The Boston Dooley family maintained ownership of the Mayflower Inn until 1945.

=== 1950s ===
In its heyday the Mayflower Inn, "attracted a New York clientele and dominated life along the shoreline in 1950s," according to The Old Colony Memorial newspaper.

They really catered to wealthy people ... They owned all the cottages along Taylor Avenue and had a shore club and annex. The people would all eat at the main hotel and a lot of the women would even have fur coats on and this was in the summer. They even had an amphibious plane that would fly people in. It would run right up on the beach.

The mighty hotel fell on hard times as resorts in the Catskills gained in popularity in the 1960s.

=== 1960s ===
The Mayflower Inn held Family Day on Sept. 24, 1967, featuring an appearance by TV's "Boomtown" singing cowboy Rex Trailer and his "fabulous cast of TV stars": Gold Rush, White Cloud, and Homer Corncastle and Sgt.
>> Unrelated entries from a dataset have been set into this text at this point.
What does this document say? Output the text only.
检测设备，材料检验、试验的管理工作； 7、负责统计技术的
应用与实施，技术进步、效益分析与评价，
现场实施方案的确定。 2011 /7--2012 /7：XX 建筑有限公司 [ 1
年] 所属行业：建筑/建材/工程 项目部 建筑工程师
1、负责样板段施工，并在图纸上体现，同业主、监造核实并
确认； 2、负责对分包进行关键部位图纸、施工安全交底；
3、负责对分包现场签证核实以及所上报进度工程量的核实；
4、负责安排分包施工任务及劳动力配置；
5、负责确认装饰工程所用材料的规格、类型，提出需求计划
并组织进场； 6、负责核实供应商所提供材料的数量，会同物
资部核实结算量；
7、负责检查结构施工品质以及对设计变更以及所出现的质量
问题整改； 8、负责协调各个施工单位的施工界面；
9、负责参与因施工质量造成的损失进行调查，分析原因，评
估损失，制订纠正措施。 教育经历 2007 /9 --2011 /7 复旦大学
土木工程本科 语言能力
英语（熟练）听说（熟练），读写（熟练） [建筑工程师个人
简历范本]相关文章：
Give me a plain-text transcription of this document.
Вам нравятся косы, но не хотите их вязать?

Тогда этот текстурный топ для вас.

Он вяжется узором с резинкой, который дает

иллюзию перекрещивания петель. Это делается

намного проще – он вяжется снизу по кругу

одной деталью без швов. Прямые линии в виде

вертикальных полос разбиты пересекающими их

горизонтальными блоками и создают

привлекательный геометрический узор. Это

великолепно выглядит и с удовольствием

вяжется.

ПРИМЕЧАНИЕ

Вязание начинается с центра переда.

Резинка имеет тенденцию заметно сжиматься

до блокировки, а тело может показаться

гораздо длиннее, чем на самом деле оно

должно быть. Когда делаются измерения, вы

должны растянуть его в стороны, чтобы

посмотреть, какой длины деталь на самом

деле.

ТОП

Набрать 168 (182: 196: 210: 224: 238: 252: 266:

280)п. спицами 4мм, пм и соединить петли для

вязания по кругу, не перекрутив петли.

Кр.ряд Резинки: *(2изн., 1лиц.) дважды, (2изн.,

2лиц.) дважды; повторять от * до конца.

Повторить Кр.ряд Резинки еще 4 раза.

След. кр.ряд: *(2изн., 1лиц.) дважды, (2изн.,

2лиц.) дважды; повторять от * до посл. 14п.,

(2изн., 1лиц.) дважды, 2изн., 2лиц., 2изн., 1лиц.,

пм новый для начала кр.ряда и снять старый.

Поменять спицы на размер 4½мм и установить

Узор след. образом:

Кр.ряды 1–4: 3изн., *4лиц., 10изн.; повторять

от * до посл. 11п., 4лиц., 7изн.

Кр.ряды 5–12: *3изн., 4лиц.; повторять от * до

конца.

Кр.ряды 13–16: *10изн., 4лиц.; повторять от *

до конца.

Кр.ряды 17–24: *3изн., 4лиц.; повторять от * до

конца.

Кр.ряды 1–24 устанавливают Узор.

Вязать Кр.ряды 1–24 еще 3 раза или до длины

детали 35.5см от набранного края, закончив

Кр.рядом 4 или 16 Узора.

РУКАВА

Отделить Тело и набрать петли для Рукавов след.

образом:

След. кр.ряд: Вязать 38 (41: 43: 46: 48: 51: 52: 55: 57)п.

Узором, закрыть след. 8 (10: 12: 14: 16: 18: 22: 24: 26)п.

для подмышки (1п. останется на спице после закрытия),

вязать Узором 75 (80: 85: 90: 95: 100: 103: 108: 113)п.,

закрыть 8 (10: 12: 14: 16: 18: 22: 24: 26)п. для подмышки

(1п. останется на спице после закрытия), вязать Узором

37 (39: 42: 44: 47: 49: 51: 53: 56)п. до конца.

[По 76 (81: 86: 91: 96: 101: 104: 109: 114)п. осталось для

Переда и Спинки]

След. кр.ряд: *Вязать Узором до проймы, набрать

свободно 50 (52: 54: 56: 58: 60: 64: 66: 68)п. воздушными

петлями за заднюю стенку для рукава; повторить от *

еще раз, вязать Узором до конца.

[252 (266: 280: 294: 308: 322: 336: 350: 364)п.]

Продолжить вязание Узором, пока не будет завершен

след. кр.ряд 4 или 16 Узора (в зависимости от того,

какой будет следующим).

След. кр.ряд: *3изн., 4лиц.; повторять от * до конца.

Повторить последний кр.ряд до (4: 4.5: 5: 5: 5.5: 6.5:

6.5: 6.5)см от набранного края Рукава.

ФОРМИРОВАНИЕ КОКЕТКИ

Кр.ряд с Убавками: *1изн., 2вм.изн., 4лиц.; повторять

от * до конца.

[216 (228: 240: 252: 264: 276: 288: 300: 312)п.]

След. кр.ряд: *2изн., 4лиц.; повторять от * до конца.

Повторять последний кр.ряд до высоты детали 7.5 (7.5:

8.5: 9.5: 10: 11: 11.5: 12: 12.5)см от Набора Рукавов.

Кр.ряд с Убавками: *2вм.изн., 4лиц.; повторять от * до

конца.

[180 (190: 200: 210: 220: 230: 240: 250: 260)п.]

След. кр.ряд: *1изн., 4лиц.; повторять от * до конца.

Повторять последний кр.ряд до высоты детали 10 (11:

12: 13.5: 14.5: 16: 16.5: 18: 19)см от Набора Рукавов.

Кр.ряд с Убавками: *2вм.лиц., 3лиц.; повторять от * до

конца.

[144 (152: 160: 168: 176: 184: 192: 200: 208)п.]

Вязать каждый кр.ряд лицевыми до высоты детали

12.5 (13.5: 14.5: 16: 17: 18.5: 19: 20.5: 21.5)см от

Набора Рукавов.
Billie from "F Troop." The event included a Sunday buffet, rope tricks, songs, shooting, exhibitions, bullwhip tricks, comedy, and more.

On Feb. 17, 1968, the Mayflower Inn hosted Plymouth's annual Beaux Arts Masque Ball, sponsored by the Plymouth Chamber of Commerce with costume prizes, refreshments, and dancing. The February 1969 Beaux Arts Masque Ball featured nearly 200 dancers in colorful costumes, where funeral director Robert Cartmell of Allerton Street won the award for funniest costume and was awarded engraved Paul Revere silver bowls.

From May 31–June 1, 1969, the Yankee region of the Rolls Royce Owners Club of America gathered at the Mayflower Inn with 20 antique cars, including a 1923 Rolls Royce Silver Ghost.

On Aug. 9, 1969, the Mayflower Inn held a community chicken barbecue to benefit the Red Cross Blood Center. Attendees enjoyed swimming, sunbathing, and music; clowns Harry the Hat and Sad Sam were on site to entertain the children. Tickets were $3.50 for adults and $2.50 for children.

=== 1970s ===
The Mayflower Inn continued to host numerous weddings, proms, reunions, and other events until it was destroyed by two fires.

=== 1990–Today ===
In 1990, the trustees of the Mayflower on the Bay Realty Trust sold the land where the Mayflower Inn had sat to a condominium community called Highlands at Oceans Point.

== Fires ==

=== First Fire: 1973 ===
On Apr. 12, 1973, the Mayflower Inn suffered a significant fire, believed to have started in the first-floor cocktail lounge around 5 a.m. Plymouth firefighters were aided by Duxbury, Plympton, and Kingston firefighters. Two firefighters were treated for injuries at Jordan Hospital. It caused an estimated $1 million in damages:Reportedly, a hot air explosion ripped through the cocktail lounge moments before the firefighters arrived, blowing out all the windows on that side of the building. Some 75 percent of the roof had fallen in before the blaze was brought under control.

=== Second Fire: 1977 ===
On Mar. 15, 1977, while crews were actively renovating the building to reopen it for the summer season after it had recently been purchased by Dennis O'Driscoll, a second catastrophic fire broke out:The Plymouth hotel fire was discovered shortly after 10 a.m. Fire Chief Arthur Lamb sounded the general alarm as flames raced through the main section of the wood structure. Chief Lamb estimated damage at $100,000.

== Architecture ==
The main building of the Mayflower Inn, designed by architect J. Williams Beal, was a Colonial Revival-style structure with a gambrel roof, shed-roof dormers, paired front gambrel bays, and an extended veranda with balustrades. The design was markedly similar to that of the Chatham Bars Inn, which opened in 1914 in nearby Chatham, Massachusetts.